Summary
In Cabrera, the defendant was convicted of burglary in the second degree, in part based on the admission of "a compilation of portions of footage drawn from numerous police surveillance cameras in a Housing Authority building" (id.).
Summary of this case from Amalgamated Warbasses Houses Inc. v. ElperinaOpinion
03-31-2016
Robert S. Dean, Center for Appellate Litigation, New York (Sharmeen Mazumder of counsel), for appellant. Cyrus R. Vance, Jr., District Attorney, New York (Sheila O'Shea of counsel), for respondent.
Robert S. Dean, Center for Appellate Litigation, New York (Sharmeen Mazumder of counsel), for appellant.
Cyrus R. Vance, Jr., District Attorney, New York (Sheila O'Shea of counsel), for respondent.
TOM, J.P., SWEENY, MANZANET–DANIELS, GISCHE, GESMER, JJ.
Judgment, Supreme Court, New York County (Bruce Allen, J.), rendered May 1, 2014, convicting defendant, after a nonjury trial, of burglary in the second degree, and sentencing him to a term of 3 ½ years, unanimously affirmed.
The People laid a sufficient foundation for the admission of a video disc consisting of a compilation of portions of footage drawn from numerous police surveillance cameras in a Housing Authority building. Authentication was provided by a competent police witness (see People v. Patterson, 93 N.Y.2d 80, 84, 688 N.Y.S.2d 101, 710 N.E.2d 665 [1999] ), who testified in detail about the videotaping and compilation process. She explained that she viewed several hours of videotape and created a 30–minute disc that included all the footage that was relevant to the case, that is, all views of any persons involved in this case entering and leaving the building. There is no basis for disturbing the court's credibility determinations, and no reason to believe that the compilation was incomplete or otherwise unsatisfactory.
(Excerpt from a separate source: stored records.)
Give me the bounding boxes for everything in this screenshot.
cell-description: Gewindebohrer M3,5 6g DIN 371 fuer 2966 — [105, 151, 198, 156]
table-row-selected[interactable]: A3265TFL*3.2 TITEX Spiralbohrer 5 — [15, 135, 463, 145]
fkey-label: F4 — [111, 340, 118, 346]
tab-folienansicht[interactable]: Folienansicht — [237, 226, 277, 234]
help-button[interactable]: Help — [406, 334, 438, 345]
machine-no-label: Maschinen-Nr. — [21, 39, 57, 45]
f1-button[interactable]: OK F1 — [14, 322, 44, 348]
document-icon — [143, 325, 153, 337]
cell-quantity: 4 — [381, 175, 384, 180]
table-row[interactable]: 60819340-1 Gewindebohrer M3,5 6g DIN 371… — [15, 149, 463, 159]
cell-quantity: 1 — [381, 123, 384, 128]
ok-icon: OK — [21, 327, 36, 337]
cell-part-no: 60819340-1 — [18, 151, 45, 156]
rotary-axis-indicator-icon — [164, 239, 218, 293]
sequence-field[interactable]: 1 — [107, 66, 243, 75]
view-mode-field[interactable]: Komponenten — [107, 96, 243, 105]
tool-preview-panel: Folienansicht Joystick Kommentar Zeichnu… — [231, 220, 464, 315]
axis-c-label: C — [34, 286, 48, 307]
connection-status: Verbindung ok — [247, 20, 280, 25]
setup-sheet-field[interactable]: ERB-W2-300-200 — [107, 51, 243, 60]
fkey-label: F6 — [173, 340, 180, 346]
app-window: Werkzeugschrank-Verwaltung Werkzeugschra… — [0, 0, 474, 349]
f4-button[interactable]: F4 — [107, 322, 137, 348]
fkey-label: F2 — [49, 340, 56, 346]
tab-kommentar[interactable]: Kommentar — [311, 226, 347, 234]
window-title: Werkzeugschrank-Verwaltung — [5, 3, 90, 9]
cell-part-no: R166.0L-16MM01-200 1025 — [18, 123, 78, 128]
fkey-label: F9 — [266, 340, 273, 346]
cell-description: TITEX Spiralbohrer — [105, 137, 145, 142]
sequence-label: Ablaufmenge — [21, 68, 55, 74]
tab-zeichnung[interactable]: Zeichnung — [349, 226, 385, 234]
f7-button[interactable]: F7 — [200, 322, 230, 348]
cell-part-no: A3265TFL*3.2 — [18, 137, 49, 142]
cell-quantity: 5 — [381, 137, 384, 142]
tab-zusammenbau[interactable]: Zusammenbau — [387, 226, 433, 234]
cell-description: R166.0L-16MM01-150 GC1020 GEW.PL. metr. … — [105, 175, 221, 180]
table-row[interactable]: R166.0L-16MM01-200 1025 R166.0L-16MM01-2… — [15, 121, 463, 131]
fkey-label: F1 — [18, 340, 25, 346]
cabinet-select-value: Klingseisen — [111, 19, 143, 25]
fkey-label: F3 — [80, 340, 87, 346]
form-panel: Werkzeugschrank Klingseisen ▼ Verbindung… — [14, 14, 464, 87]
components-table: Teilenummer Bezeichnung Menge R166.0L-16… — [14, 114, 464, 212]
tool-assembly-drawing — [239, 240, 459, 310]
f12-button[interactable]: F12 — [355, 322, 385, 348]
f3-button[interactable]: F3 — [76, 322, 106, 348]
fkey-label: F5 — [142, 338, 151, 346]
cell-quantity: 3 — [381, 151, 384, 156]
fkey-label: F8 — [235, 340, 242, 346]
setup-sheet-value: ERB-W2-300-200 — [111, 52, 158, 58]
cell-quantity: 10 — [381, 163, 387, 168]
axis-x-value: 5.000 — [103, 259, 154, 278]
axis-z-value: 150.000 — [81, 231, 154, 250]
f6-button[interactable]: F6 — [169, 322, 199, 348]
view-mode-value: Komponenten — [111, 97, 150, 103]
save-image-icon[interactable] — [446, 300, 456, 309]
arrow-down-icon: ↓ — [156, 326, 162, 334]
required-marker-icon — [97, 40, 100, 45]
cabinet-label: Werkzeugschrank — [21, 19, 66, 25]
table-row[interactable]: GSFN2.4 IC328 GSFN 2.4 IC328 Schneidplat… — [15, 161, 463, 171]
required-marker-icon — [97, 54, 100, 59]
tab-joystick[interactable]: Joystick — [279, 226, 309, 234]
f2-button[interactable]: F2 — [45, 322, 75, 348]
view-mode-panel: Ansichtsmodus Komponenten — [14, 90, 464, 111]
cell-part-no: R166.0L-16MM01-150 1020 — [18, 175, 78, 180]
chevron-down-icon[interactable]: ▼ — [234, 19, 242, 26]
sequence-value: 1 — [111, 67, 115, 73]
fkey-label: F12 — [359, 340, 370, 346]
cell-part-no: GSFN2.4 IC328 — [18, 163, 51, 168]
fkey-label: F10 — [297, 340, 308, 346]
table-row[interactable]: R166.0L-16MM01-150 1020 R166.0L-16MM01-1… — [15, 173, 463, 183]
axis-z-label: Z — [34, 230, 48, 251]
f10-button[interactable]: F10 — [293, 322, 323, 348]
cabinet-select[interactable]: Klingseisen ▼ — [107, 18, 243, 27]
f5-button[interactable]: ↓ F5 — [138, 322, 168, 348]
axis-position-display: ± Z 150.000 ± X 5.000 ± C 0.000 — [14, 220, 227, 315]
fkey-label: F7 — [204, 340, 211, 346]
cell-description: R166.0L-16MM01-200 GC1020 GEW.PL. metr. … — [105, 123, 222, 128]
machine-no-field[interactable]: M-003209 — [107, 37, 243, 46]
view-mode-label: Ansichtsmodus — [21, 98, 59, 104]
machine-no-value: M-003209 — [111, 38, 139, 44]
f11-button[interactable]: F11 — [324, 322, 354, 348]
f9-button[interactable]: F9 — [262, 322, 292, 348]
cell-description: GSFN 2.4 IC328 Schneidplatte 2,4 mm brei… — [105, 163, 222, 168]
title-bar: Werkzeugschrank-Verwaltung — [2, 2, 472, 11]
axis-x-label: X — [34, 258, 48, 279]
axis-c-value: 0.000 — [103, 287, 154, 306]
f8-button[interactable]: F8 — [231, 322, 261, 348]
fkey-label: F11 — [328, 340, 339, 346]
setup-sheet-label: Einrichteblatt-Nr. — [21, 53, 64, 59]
The verdict was not against the weight of the evidence (see People v. Danielson, 9 N.Y.3d 342, 348, 849 N.Y.S.2d 480, 880 N.E.2d 1 [2007] ). To the extent the court's verdict may have rested on the theory of accomplice liability, this was entirely proper notwithstanding that the court never announced that it would "charge itself" on that theory. While there may be situations where the court in a nonjury trial should inform the parties that it is considering certain matters, such as lesser included offenses, there is generally no requirement that a judge, who is presumed to decide a case "based upon appropriate legal criteria" (People v. Moreno, 70 N.Y.2d 403, 406, 521 N.Y.S.2d 663, 516 N.E.2d 200 [1987] ), formally "charge" or announce the applicability of any particular legal principles.
Defendant has not established that he was prejudiced by the People's midtrial disclosure of impeachment material to which defendant was entitled under Brady v. Maryland, 373 U.S. 83, 83 S.Ct. 1194, 10 L.Ed.2d 215 (1963). Defendant received a sufficient opportunity to cross-examine the witness using this evidence (see People v. Brown, 67 N.Y.2d 555, 559, 505 N.Y.S.2d 574, 496 N.E.2d 663 [1986], cert. denied 479 U.S. 1093, 107 S.Ct. 1307, 94 L.Ed.2d 161 [1987] ). The People had not originally intended to call the witness at issue, and they disclosed the impeachment material immediately after learning that this witness's testimony was necessary to authenticate the videotape. The court provided a suitable remedy when it offered defendant an adjournment to prepare for cross-examination, a remedy that could have readily been implemented in a nonjury trial, but that offer was declined.